When I started to write this book, it seemed to develop quite naturally out of other work I was doing on dreams, but as the book developed it became clear to me that there was more going on than what I had, at first, taken for granted.
So, though I had every desire to keep my own personal experiences buried in my chest, it became clear to me that it would be intellectually dishonest, as well as unfair to the reader, to keep hidden relevant motives that were now becoming conscious and that could help explain the reason for writing the book as well as the structure it came to have.
Even this, however, would possibly not have been enough to induce me to reveal a secret that I have guarded so closely over the past ten years had I not seen that the very theme of the book was made more glaringly clear by putting the research material I have gathered on mountain experiences next to my own mountain experience. My own experience contains the mountain archetype, and this book is about the mountain archetype.
While writing this book, I seem to have been under the “spell” of this archetype without knowing it, that is to say, unconsciously. And the work on this book, though consciously undertaken to help others and to contribute to the body of psychological knowledge, seems to have been, in addition, and, perhaps, more fundamentally, an unconscious attempt to become more conscious of my relation to the archetype and to release myself from its spell.
I must also say that I am in no way a mountain climber or anything like it. It is true that I climbed certain uncelebrated mountains as a boy (at a Summer camp with all the other campers), and it is true that I found these climbs exhilarating, breath-taking, dramatic, awe-inspiring, and all the other feelings typical of an ordinary boy on a mountain. It is also true that I recall, even further back, climbing up to what we boys called Saddle Pass on the top of a peak in the Santa Monica range (California, USA). But these were not really climbs as much as walks or hikes, and, in fact, I cannot brag about any mountain climb or rock climb that I have made. Oh, I almost forgot a hike up a Sierra Nevada peak, on which I stayed on the path religiously all the way, but which, nonetheless, was quite tiring.

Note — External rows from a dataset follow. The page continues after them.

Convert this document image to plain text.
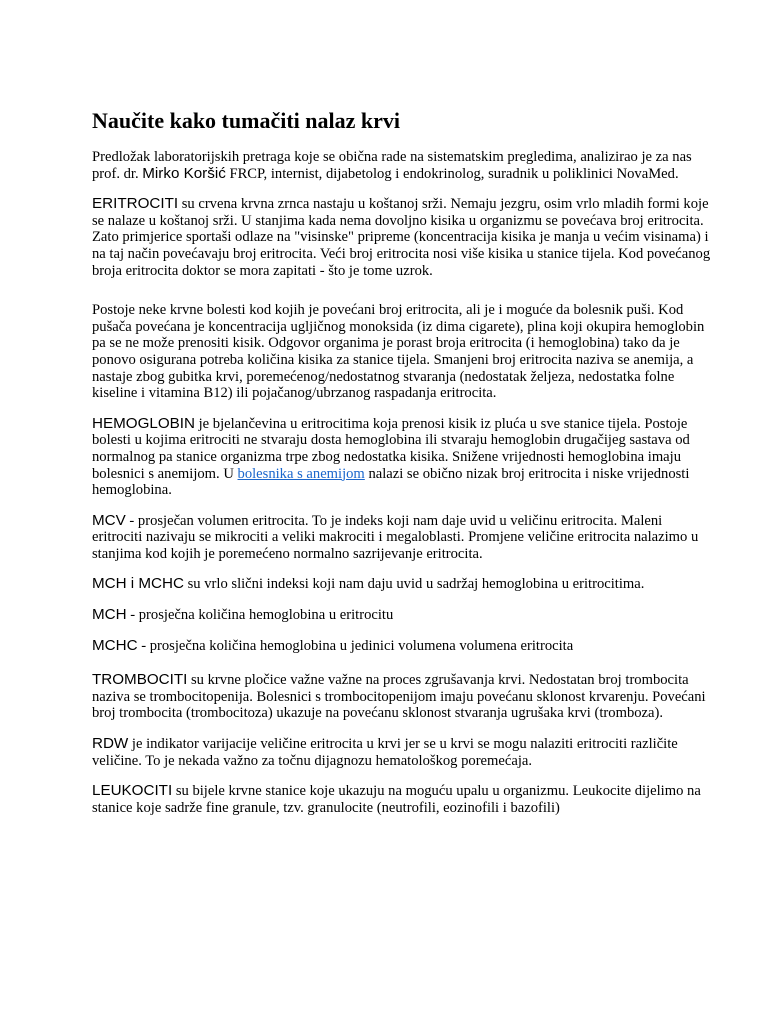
Naučite kako tumačiti nalaz krvi

Predložak laboratorijskih pretraga koje se obična rade na sistematskim pregledima, analizirao je za nas prof. dr. Mirko Koršić FRCP, internist, dijabetolog i endokrinolog, suradnik u poliklinici NovaMed.

ERITROCITI su crvena krvna zrnca nastaju u koštanoj srži. Nemaju jezgru, osim vrlo mladih formi koje se nalaze u koštanoj srži. U stanjima kada nema dovoljno kisika u organizmu se povećava broj eritrocita. Zato primjerice sportaši odlaze na "visinske" pripreme (koncentracija kisika je manja u većim visinama) i na taj način povećavaju broj eritrocita. Veći broj eritrocita nosi više kisika u stanice tijela. Kod povećanog broja eritrocita doktor se mora zapitati - što je tome uzrok.

Postoje neke krvne bolesti kod kojih je povećani broj eritrocita, ali je i moguće da bolesnik puši. Kod pušača povećana je koncentracija ugljičnog monoksida (iz dima cigarete), plina koji okupira hemoglobin pa se ne može prenositi kisik. Odgovor organima je porast broja eritrocita (i hemoglobina) tako da je ponovo osigurana potreba količina kisika za stanice tijela. Smanjeni broj eritrocita naziva se anemija, a nastaje zbog gubitka krvi, poremećenog/nedostatnog stvaranja (nedostatak željeza, nedostatka folne kiseline i vitamina B12) ili pojačanog/ubrzanog raspadanja eritrocita.

HEMOGLOBIN je bjelančevina u eritrocitima koja prenosi kisik iz pluća u sve stanice tijela. Postoje bolesti u kojima eritrociti ne stvaraju dosta hemoglobina ili stvaraju hemoglobin drugačijeg sastava od normalnog pa stanice organizma trpe zbog nedostatka kisika. Snižene vrijednosti hemoglobina imaju bolesnici s anemijom. U bolesnika s anemijom nalazi se obično nizak broj eritrocita i niske vrijednosti hemoglobina.

MCV - prosječan volumen eritrocita. To je indeks koji nam daje uvid u veličinu eritrocita. Maleni eritrociti nazivaju se mikrociti a veliki makrociti i megaloblasti. Promjene veličine eritrocita nalazimo u stanjima kod kojih je poremećeno normalno sazrijevanje eritrocita.

MCH i MCHC su vrlo slični indeksi koji nam daju uvid u sadržaj hemoglobina u eritrocitima.

MCH - prosječna količina hemoglobina u eritrocitu

MCHC - prosječna količina hemoglobina u jedinici volumena volumena eritrocita

TROMBOCITI su krvne pločice važne važne na proces zgrušavanja krvi. Nedostatan broj trombocita naziva se trombocitopenija. Bolesnici s trombocitopenijom imaju povećanu sklonost krvarenju. Povećani broj trombocita (trombocitoza) ukazuje na povećanu sklonost stvaranja ugrušaka krvi (tromboza).

RDW je indikator varijacije veličine eritrocita u krvi jer se u krvi se mogu nalaziti eritrociti različite veličine. To je nekada važno za točnu dijagnozu hematološkog poremećaja.

LEUKOCITI su bijele krvne stanice koje ukazuju na moguću upalu u organizmu. Leukocite dijelimo na stanice koje sadrže fine granule, tzv. granulocite (neutrofili, eozinofili i bazofili)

My most powerful mountain experience did not come from conquering some high, uncharted peak, but in walks in a rather tame area of the foothills of the High Sierras in Northern California. I can tell the reader that it was this experience that was intimately connected with the writing of this book in a way that, when I realized it, was quite surprising to me and that I will (ungladly) reveal in some detail in the appropriate places.
I also wish to mention that contemporary psychology interests me most when it has helped me understand archetypal experiences like this. This is a book, not about the ordinary or even extra-ordinary mountain conquests, but about the very strange and personal experiences that, as documented throughout this book, have happened to many people in all parts of the world and at all times (including, it turns out, myself).
These experiences take place on (or in relation to) the highest peaks in the world, but they also occur just as readily on (or in relation to) smaller mountains. And many of these smaller mountains barely rise to the level of being called mountains and may better be called hills. Saddle Pass held a fascination for us boys even though the Santa Monica mountains are hills compared with the Himalayas.
And, as we will see, mountain experiences can take place in relation to artificial mountains and — most relevant for our study — on (or in relation to) inner mountains as well.